According to the union, this recovery has gone hand-in-hand with super-profits for the yard’s owners. In a recent press conference held while negotiations were still ongoing, representatives from GSBDWU highlighted, in some detail, the miniscule fraction of total revenue which accrues to workers. An additional chunk-roughly as high as a third of the amount made by the workers, collectively–is taken by the contractor, or jamadar (under Pakistani labor law, it bears repeating, this arrangement–whereby employers wash their hands of responsibility to their workers through a system of contractor-based employment-is manifestly illegal; yet you would be hard-pressed to find a company, in any industry, innocent of the practice). It scarcely needs to be reiterated that the rampant inflation of recent years has rendered the workers’ share in wages entirely inadequate. Moreover, at the aforementioned press conference it was added that workers find themselves pitilessly exploited as consumers, too-food in the few canteens made available to them sells at extortionate prices.

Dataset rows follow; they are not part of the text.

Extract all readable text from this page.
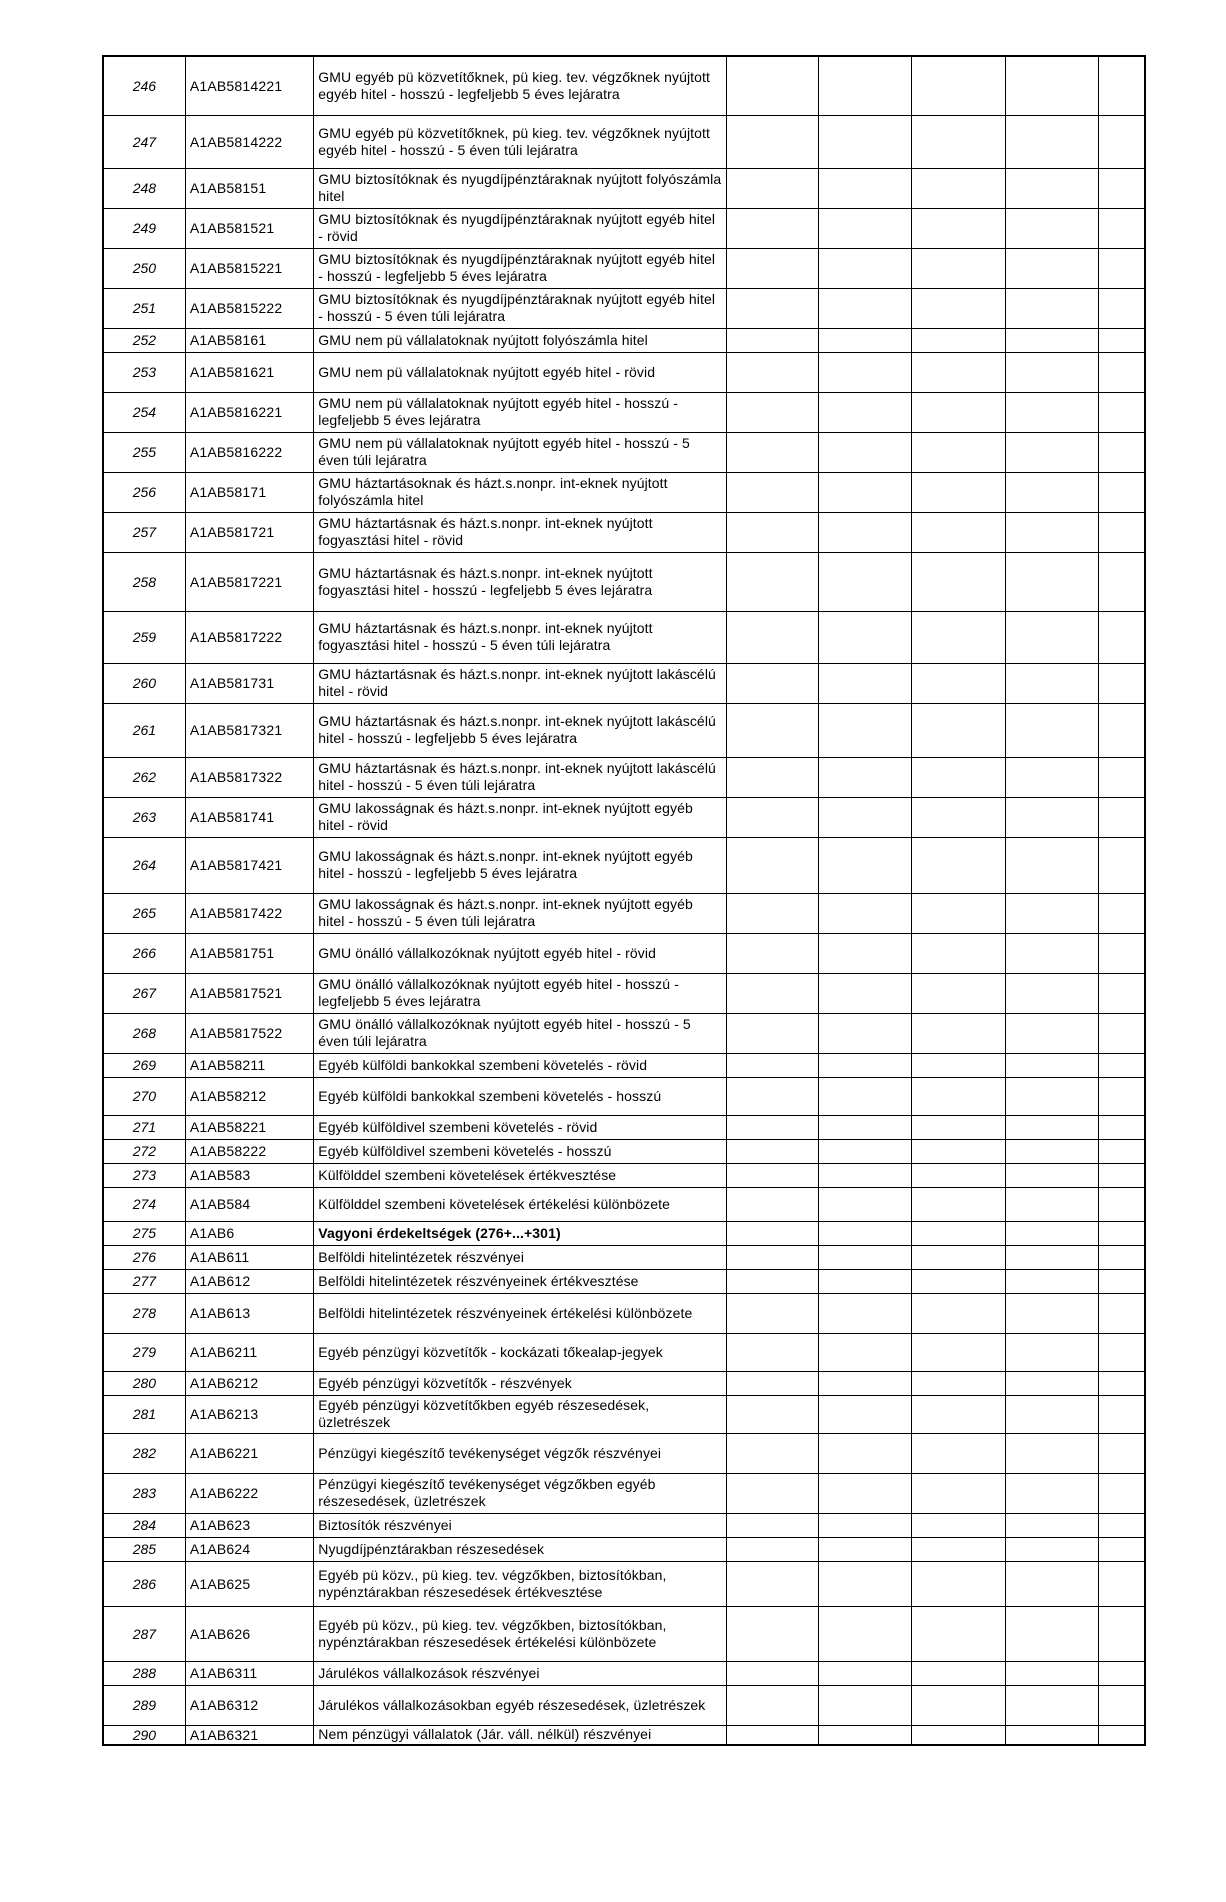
246	A1AB5814221	GMU egyéb pü közvetítőknek, pü kieg. tev. végzőknek nyújtott egyéb hitel - hosszú - legfeljebb 5 éves lejáratra					
247	A1AB5814222	GMU egyéb pü közvetítőknek, pü kieg. tev. végzőknek nyújtott egyéb hitel - hosszú - 5 éven túli lejáratra					
248	A1AB58151	GMU biztosítóknak és nyugdíjpénztáraknak nyújtott folyószámla hitel					
249	A1AB581521	GMU biztosítóknak és nyugdíjpénztáraknak nyújtott egyéb hitel - rövid					
250	A1AB5815221	GMU biztosítóknak és nyugdíjpénztáraknak nyújtott egyéb hitel - hosszú - legfeljebb 5 éves lejáratra					
251	A1AB5815222	GMU biztosítóknak és nyugdíjpénztáraknak nyújtott egyéb hitel - hosszú - 5 éven túli lejáratra					
252	A1AB58161	GMU nem pü vállalatoknak nyújtott folyószámla hitel					
253	A1AB581621	GMU nem pü vállalatoknak nyújtott egyéb hitel - rövid					
254	A1AB5816221	GMU nem pü vállalatoknak nyújtott egyéb hitel - hosszú - legfeljebb 5 éves lejáratra					
255	A1AB5816222	GMU nem pü vállalatoknak nyújtott egyéb hitel - hosszú - 5 éven túli lejáratra					
256	A1AB58171	GMU háztartásoknak és házt.s.nonpr. int-eknek nyújtott folyószámla hitel					
257	A1AB581721	GMU háztartásnak és házt.s.nonpr. int-eknek nyújtott fogyasztási hitel - rövid					
258	A1AB5817221	GMU háztartásnak és házt.s.nonpr. int-eknek nyújtott fogyasztási hitel - hosszú - legfeljebb 5 éves lejáratra					
259	A1AB5817222	GMU háztartásnak és házt.s.nonpr. int-eknek nyújtott fogyasztási hitel - hosszú - 5 éven túli lejáratra					
260	A1AB581731	GMU háztartásnak és házt.s.nonpr. int-eknek nyújtott lakáscélú hitel - rövid					
261	A1AB5817321	GMU háztartásnak és házt.s.nonpr. int-eknek nyújtott lakáscélú hitel - hosszú - legfeljebb 5 éves lejáratra					
262	A1AB5817322	GMU háztartásnak és házt.s.nonpr. int-eknek nyújtott lakáscélú hitel - hosszú - 5 éven túli lejáratra					
263	A1AB581741	GMU lakosságnak és házt.s.nonpr. int-eknek nyújtott egyéb hitel - rövid					
264	A1AB5817421	GMU lakosságnak és házt.s.nonpr. int-eknek nyújtott egyéb hitel - hosszú - legfeljebb 5 éves lejáratra					
265	A1AB5817422	GMU lakosságnak és házt.s.nonpr. int-eknek nyújtott egyéb hitel - hosszú - 5 éven túli lejáratra					
266	A1AB581751	GMU önálló vállalkozóknak nyújtott egyéb hitel - rövid					
267	A1AB5817521	GMU önálló vállalkozóknak nyújtott egyéb hitel - hosszú - legfeljebb 5 éves lejáratra					
268	A1AB5817522	GMU önálló vállalkozóknak nyújtott egyéb hitel - hosszú - 5 éven túli lejáratra					
269	A1AB58211	Egyéb külföldi bankokkal szembeni követelés - rövid					
270	A1AB58212	Egyéb külföldi bankokkal szembeni követelés - hosszú					
271	A1AB58221	Egyéb külföldivel szembeni követelés - rövid					
272	A1AB58222	Egyéb külföldivel szembeni követelés - hosszú					
273	A1AB583	Külfölddel szembeni követelések értékvesztése					
274	A1AB584	Külfölddel szembeni követelések értékelési különbözete					
275	A1AB6	Vagyoni érdekeltségek (276+...+301)					
276	A1AB611	Belföldi hitelintézetek részvényei					
277	A1AB612	Belföldi hitelintézetek részvényeinek értékvesztése					
278	A1AB613	Belföldi hitelintézetek részvényeinek értékelési különbözete					
279	A1AB6211	Egyéb pénzügyi közvetítők - kockázati tőkealap-jegyek					
280	A1AB6212	Egyéb pénzügyi közvetítők - részvények					
281	A1AB6213	Egyéb pénzügyi közvetítőkben egyéb részesedések, üzletrészek					
282	A1AB6221	Pénzügyi kiegészítő tevékenységet végzők részvényei					
283	A1AB6222	Pénzügyi kiegészítő tevékenységet végzőkben egyéb részesedések, üzletrészek					
284	A1AB623	Biztosítók részvényei					
285	A1AB624	Nyugdíjpénztárakban részesedések					
286	A1AB625	Egyéb pü közv., pü kieg. tev. végzőkben, biztosítókban, nypénztárakban részesedések értékvesztése					
287	A1AB626	Egyéb pü közv., pü kieg. tev. végzőkben, biztosítókban, nypénztárakban részesedések értékelési különbözete					
288	A1AB6311	Járulékos vállalkozások részvényei					
289	A1AB6312	Járulékos vállalkozásokban egyéb részesedések, üzletrészek					
290	A1AB6321	Nem pénzügyi vállalatok (Jár. váll. nélkül) részvényei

Arguably even more damning than these levels of exploitation, though, are the horrific conditions in which Gadani’s workers toil. The absence of safety equipment and regulations have been the central tenet of the union’s recent campaign-workers are denied goggles, harnesses, belts, etc., and there are no emergency medical facilities in the near vicinity. As a result, a staggering eighteen workers have died, on the job, in this year alone-the most recent man was only twenty-five years-old. He fell to his death while climbing an oil-coated ladder in near-darkness last week.